Pernah juga terbersit jangan-jangan Allah SWT menerima keinginan aku yang lalu untuk tidak panjang umur. Atau bisa jadi Allah sedang memastikan ulang dengan memberi sedikit ketakutan dengan dihadirkan kanker di dalam tubuhku. Karena saat itu aku sedang super gelisah merasakan betapa beratnya mengurus orang tua. Mungkin beberapa orang akan berpikir aku kurang sabar, tapi aku pikir aku cukup sabar kok cuma sesekali capek dan butuh bantuan aja. Tapi ya okelah, mungkin kurang sabar karena kurang ilmuNya, kurang mengelola diri.

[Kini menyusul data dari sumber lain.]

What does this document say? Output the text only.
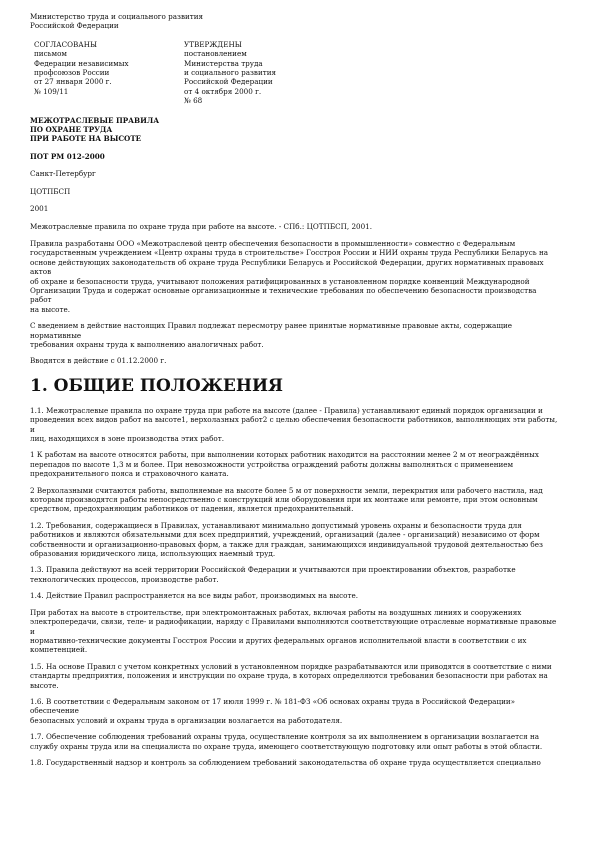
Министерство труда и социального развития

Российской Федерации

СОГЛАСОВАНЫ

письмом

Федерации независимых

профсоюзов России

от 27 января 2000 г.

№ 109/11

УТВЕРЖДЕНЫ

постановлением

Министерства труда

и социального развития

Российской Федерации

от 4 октября 2000 г.

№ 68

МЕЖОТРАСЛЕВЫЕ ПРАВИЛА

ПО ОХРАНЕ ТРУДА

ПРИ РАБОТЕ НА ВЫСОТЕ

ПОТ РМ 012-2000

Санкт-Петербург

ЦОТПБСП

2001

Межотраслевые правила по охране труда при работе на высоте. - СПб.: ЦОТПБСП, 2001.

Правила разработаны ООО «Межотраслевой центр обеспечения безопасности в промышленности» совместно с Федеральным
государственным учреждением «Центр охраны труда в строительстве» Госстроя России и НИИ охраны труда Республики Беларусь на
основе действующих законодательств об охране труда Республики Беларусь и Российской Федерации, других нормативных правовых актов
об охране и безопасности труда, учитывают положения ратифицированных в установленном порядке конвенций Международной
Организации Труда и содержат основные организационные и технические требования по обеспечению безопасности производства работ
на высоте.
С введением в действие настоящих Правил подлежат пересмотру ранее принятые нормативные правовые акты, содержащие нормативные
требования охраны труда к выполнению аналогичных работ.
Вводятся в действие с 01.12.2000 г.
1. ОБЩИЕ ПОЛОЖЕНИЯ
1.1. Межотраслевые правила по охране труда при работе на высоте (далее - Правила) устанавливают единый порядок организации и
проведения всех видов работ на высоте1, верхолазных работ2 с целью обеспечения безопасности работников, выполняющих эти работы, и
лиц, находящихся в зоне производства этих работ.
1 К работам на высоте относятся работы, при выполнении которых работник находится на расстоянии менее 2 м от неограждённых
перепадов по высоте 1,3 м и более. При невозможности устройства ограждений работы должны выполняться с применением
предохранительного пояса и страховочного каната.
2 Верхолазными считаются работы, выполняемые на высоте более 5 м от поверхности земли, перекрытия или рабочего настила, над
которым производятся работы непосредственно с конструкций или оборудования при их монтаже или ремонте, при этом основным
средством, предохраняющим работников от падения, является предохранительный.
1.2. Требования, содержащиеся в Правилах, устанавливают минимально допустимый уровень охраны и безопасности труда для
работников и являются обязательными для всех предприятий, учреждений, организаций (далее - организаций) независимо от форм
собственности и организационно-правовых форм, а также для граждан, занимающихся индивидуальной трудовой деятельностью без
образования юридического лица, использующих наемный труд.
1.3. Правила действуют на всей территории Российской Федерации и учитываются при проектировании объектов, разработке
технологических процессов, производстве работ.
1.4. Действие Правил распространяется на все виды работ, производимых на высоте.
При работах на высоте в строительстве, при электромонтажных работах, включая работы на воздушных линиях и сооружениях
электропередачи, связи, теле- и радиофикации, наряду с Правилами выполняются соответствующие отраслевые нормативные правовые и
нормативно-технические документы Госстроя России и других федеральных органов исполнительной власти в соответствии с их
компетенцией.
1.5. На основе Правил с учетом конкретных условий в установленном порядке разрабатываются или приводятся в соответствие с ними
стандарты предприятия, положения и инструкции по охране труда, в которых определяются требования безопасности при работах на
высоте.
1.6. В соответствии с Федеральным законом от 17 июля 1999 г. № 181-ФЗ «Об основах охраны труда в Российской Федерации» обеспечение
безопасных условий и охраны труда в организации возлагается на работодателя.
1.7. Обеспечение соблюдения требований охраны труда, осуществление контроля за их выполнением в организации возлагается на
службу охраны труда или на специалиста по охране труда, имеющего соответствующую подготовку или опыт работы в этой области.
1.8. Государственный надзор и контроль за соблюдением требований законодательства об охране труда осуществляется специально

Begitu aku kena penyakit kanker, yang terbayang justru wajah anak-anak aku yang masih tsanawiyah (setingkat SMP) sedang mondok di Pondok Pesantren. Sementara anak aku yang kedua masih kelas 5 SD. Mereka masih membutuhkan Ibu. Bukan berarti aku tidak percaya sama Allah ya yang menjaga mereka, toh aku juga hidupya dijamin sama Allah. Allah yang Pengasih –Penyayang Maha Tahu situasi apa yang terbaik bagi manusia agar hidup aku lebih baik. Aku tahu, pasti ada yang gak bener nih di hati aku, di pola pikir aku dalam menghadapi kelelahan-kelelahan yang berlapis ini.

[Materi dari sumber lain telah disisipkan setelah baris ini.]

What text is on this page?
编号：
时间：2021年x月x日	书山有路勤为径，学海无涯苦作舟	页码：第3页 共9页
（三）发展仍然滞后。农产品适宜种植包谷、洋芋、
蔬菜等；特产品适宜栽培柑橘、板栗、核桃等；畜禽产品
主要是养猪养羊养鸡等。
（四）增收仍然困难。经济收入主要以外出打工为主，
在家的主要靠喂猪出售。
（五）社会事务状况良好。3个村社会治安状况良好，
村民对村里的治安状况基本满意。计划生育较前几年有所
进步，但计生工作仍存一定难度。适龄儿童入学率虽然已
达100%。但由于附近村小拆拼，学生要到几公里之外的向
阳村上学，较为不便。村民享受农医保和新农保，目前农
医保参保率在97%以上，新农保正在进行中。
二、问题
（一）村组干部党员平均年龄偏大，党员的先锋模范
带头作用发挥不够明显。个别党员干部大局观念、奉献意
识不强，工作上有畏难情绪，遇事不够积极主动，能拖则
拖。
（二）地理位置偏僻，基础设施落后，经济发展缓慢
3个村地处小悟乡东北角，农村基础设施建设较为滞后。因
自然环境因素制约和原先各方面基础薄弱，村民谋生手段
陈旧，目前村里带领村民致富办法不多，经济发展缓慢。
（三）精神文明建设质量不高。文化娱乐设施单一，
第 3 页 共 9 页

Meskipun banyak pertanyaan di benak aku ke Allah, aku memutuskan berhenti bertanya lalu lebih fokus merasa yakin dan berpikir positif bahwa Allah punya rencana terbaik. Cukup bekal percaya sama yang menjadikan aku ada di hari ini dengan apapun keadaan aku saat ini adakah baik untukku dan keluargaku. Lalu sunatullah orang sakit ya berobat dan menjalani proses pengobatan pada ahlinya.
Sambil mengikuti proses pengobatan, alhamdulillah masih diberi waktu oleh Allah membagi pikiran dan hati aku untuk membersamai Amih (tahun lalu masih ada), suami dan kedua anak aku. Tetap menjalani rutinitas hari-hari dijalani se-biasa mungkin, menengok Aden ke pondok, lihat perkembangan berita terkini, nonton bareng sahabat, menggambar, ikut pameran di Raws Syndicate untuk Palestina, pameran di Sujiva dan banyak lagi.
Aku coba terus mengelola diri di bidang yang ingin aku pelajari di waktu dulu, lebih serius dan konsisten di bidang menulis dan menggambar, menghindari situasi yang membuat hati tertekan. Sekarang lebih berusaha mengukur kemampuan diri, karena yang tahu kondisi diri sendiri. Karena ternyata ada beberapa situasi masalah yang bisa kita biarkan nanti akan selesai sendiri. Begitupun ada juga beberapa situasi yang bisa kita selesaikan masalahnya.
Kalau muncul lagi rasa takut dan overthingking, coba ambil wudhu, mengaji, baca buku, dengar kajian di youtube-nya Kyai Nassarudir Umar, Dr. Fahruddin Faiz dan beberapa narasumber lain. Biar tetap sadar bahwa tubuh, hati, semua hidup setiap mahluk sudah tercatat rapi olah Allah SWT di Lauhful Mahfudz. Sementara ini aku masih terus mengeja pelan-pelan pelajaran yang dikasih sama Allah. Begitu healthy biunderies yang berusaha aku lakukan ketika menjadi survivor. Semoga Allah mampukan dan mudahkan urusan kita semua.